People with NDI are unable to concentrate urine efficiently. They void large amounts of dilute urine. Researchers have found elevated numbers of PGE2 in this dilute urine. Since PGE2 moderates the kidney’s urine concentrating ability, and elevated amounts of PGE2 in NDI patients’ urine indicates it is helping encourage large volumes of urine, researchers have tried treating NDI patients with COX-1 and COX-2 inhibitors on the idea that less COX-1 and COX-2 means less PGE2, which means less of a moderating effect on the kidney’s ability to concentrate urine. In short, the treatment is intended to decrease urine volume in NDI patients.

Kotnick, et al., designed a study to examine the numbers and location of COX-1 and COX-2 and PGES in three areas of the kidney: the inner medulla (IM), the outer medulla (OM) and the kidney cortex. They induced NDI in a group of mice by giving them large amounts of lithium. The researchers took half of the NDI group of mice and limited their water intake to produce a state of dehydration in them. (The research team also worked with a group of mice with central diabetes insipidus, but we will not cover this because our focus is NDI.)

In the NDI mice, the researchers determined that the number of COX-1, COX-2, and PGES in the IM were markedly decreased.

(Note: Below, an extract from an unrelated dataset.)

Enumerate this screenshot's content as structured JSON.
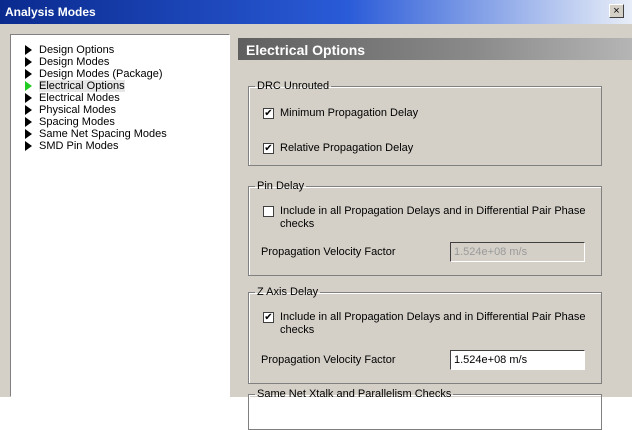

In the OM and cortex the numbers of COX-1 were marginally reduced and the number of PGES remained the same. There were no detectable COX-2 in the OM, and COX-2 numbers increased slightly in the cortex.

The dehydrated NDI mice showed a significant increase in COX-2 in the IM and no significant change in COX-1 or PGES in any of the three kidney areas examined.

These results verify that the number of COX-1, COX-2 and PGES markedly decrease in the IM of lithium induced NDI mice. Thus, all three enzymes critical to PGE2 synthesis in the IM were reduced. This is likely due to compromised osmotic conditions in the inner tissues of the kidney. These findings indicate that COX-, COX- and PGES play a major role in the kidney’s ability to properly function.